Cuban Guitars at LCMS
Born in Havana in 1939, into a family of musicians, Leo Brouwer was nineteen when the Cuban Revolution succeeded, and as a young man he strove for some similar breakthrough in music. He studied the works of Luigi Nono and Iannis Xenakis; he also met Hans Werner Henze, when the latter visited Cuba in 1969. Soon, though, the double call of his instrument – the guitar – and of his native culture drew him in other directions.
The first part of this programme opens with a work for solo guitar, La Ciudad de las Columnas (The City of Columns), which Brouwer wrote in 2004, taking his title from an essay by the Cuban writer Alejo Carpentier that was originally published with photographs of Old Havana by Paolo Gasparini. Rather like Musorgsky in Pictures at an Exhibition, Brouwer begins with an ambling introduction that will be briefly recalled as one scene succeeds another. For his first movement proper, “Andar la Habana” (Walking Havana), he takes over a piece he had written almost half a century before, when he was seventeen: “Pieza sin titulo No. 1″. Then comes “La Ceiba y el Colibri”, on the image of a ceiba tree and a hummingbird. The first slow movement visits the Monastery of St Francis of Assisi, founded in the sixteenth century, from which a short walk leads to the busy Calle del Obispo, lined with shops. On the other side of the harbour, guarding the entrance, is the castle of El Morro, site at sunrise (amanecer) of the second slow movement. Going back to the Calle del Obispo, to its harbour end, the tour finishes at the Plaza de Armas in a toque, or dance festival.

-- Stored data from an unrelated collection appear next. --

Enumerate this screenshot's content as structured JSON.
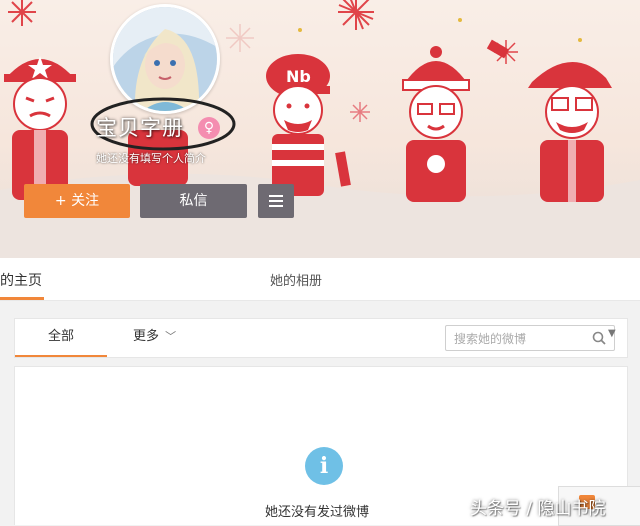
{
  "profile": {
    "name": "宝贝字册",
    "intro": "她还没有填写个人简介",
    "gender_icon": "female-icon"
  },
  "actions": {
    "follow_label": "+ 关注",
    "message_label": "私信",
    "menu_icon": "menu-icon"
  },
  "tabs": {
    "home_label": "的主页",
    "album_label": "她的相册"
  },
  "feed": {
    "filter_all": "全部",
    "filter_more": "更多",
    "search_placeholder": "搜索她的微博",
    "empty_message": "她还没有发过微博"
  },
  "watermark": "头条号 / 隐山书院",
  "colors": {
    "accent": "#f1873a",
    "button_dark": "#6e6a72",
    "info": "#6fc0e6",
    "banner_red": "#d9343c"
  }
}
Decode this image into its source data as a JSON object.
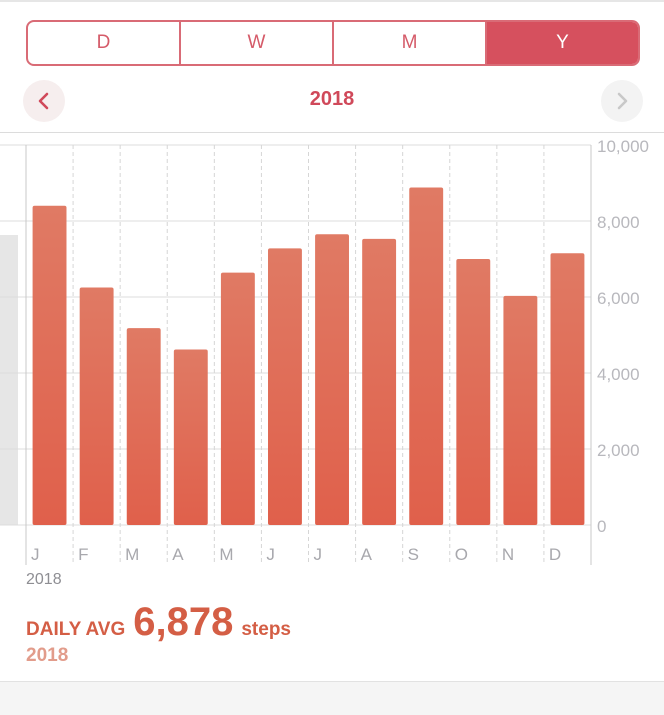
{
  "segments": [
    "D",
    "W",
    "M",
    "Y"
  ],
  "selected_segment": "Y",
  "period": {
    "title": "2018"
  },
  "nav": {
    "prev_icon": "chevron-left-icon",
    "next_icon": "chevron-right-icon"
  },
  "colors": {
    "accent": "#d6505e",
    "bar_top": "#e07a64",
    "bar_bottom": "#e0604b",
    "avg_text": "#d45e45",
    "avg_subtext": "#e29c8b"
  },
  "chart_data": {
    "type": "bar",
    "categories": [
      "J",
      "F",
      "M",
      "A",
      "M",
      "J",
      "J",
      "A",
      "S",
      "O",
      "N",
      "D"
    ],
    "values": [
      8400,
      6250,
      5180,
      4620,
      6640,
      7280,
      7650,
      7530,
      8880,
      7000,
      6030,
      7150
    ],
    "ylim": [
      0,
      10000
    ],
    "y_ticks": [
      "0",
      "2,000",
      "4,000",
      "6,000",
      "8,000",
      "10,000"
    ],
    "y_tick_values": [
      0,
      2000,
      4000,
      6000,
      8000,
      10000
    ],
    "x_caption": "2018",
    "grid": true,
    "y_axis_side": "right"
  },
  "summary": {
    "label": "DAILY AVG",
    "value": "6,878",
    "unit": "steps",
    "period": "2018"
  }
}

After this we pull away from local colour, perhaps to take in more a satellite’s view of a green and brown island in a cobalt sea. Dialógos de la Isla y el Mar, composed in 2018, is certainly music of contrast – between two instruments, guitar and cello, that are nevertheless being brought together in multifarious ways, and between aspects of passion and dance. In the first movement the cello has to be taught to dance as the guitar learns to breathe deeply. After a magical passage suggestive of calm sunlit waves, the guitar sets out a path for the cello to follow, and dance waits at the end of it. There is then a reprise. Stentorian unisons begin the “Manuscript of the Island and the Sea”, which features song and exquisite mixed timbres. There is a brief cadenza for each instrument, and then the guitar invites the cello to sing again. The finale, “Immense Sea of Water and Fire”, is all dance.
Then, from Drogheda in Ireland, guitarist Alec O’Leary and his guitar quartet will present the world premiere of Brouwer’s ‘Irish Landscape with Rain’, a piece initially written for last year’s cancelled festival. Commissioned by the Louth Contemporary Music Society, Irish Landscape with Rain, scored for four guitars, is a greeting from one island to another having a rather different climate. The dance now is a jig, and it persists despite the downpour of ostinatos and the harmonic thunderclouds. The guitar quartet will then perform Brouwer’s classic ‘Cuban Landscape with Rain’ ,before Alec O’Leary will enchant viewers with two solo works: ‘Cuban Landscape with Bells’ and the world premiere of ‘Dorian, it is too late’ , a new piece in memoriam of Oscar Wilde. (Paul Griffiths, 2021).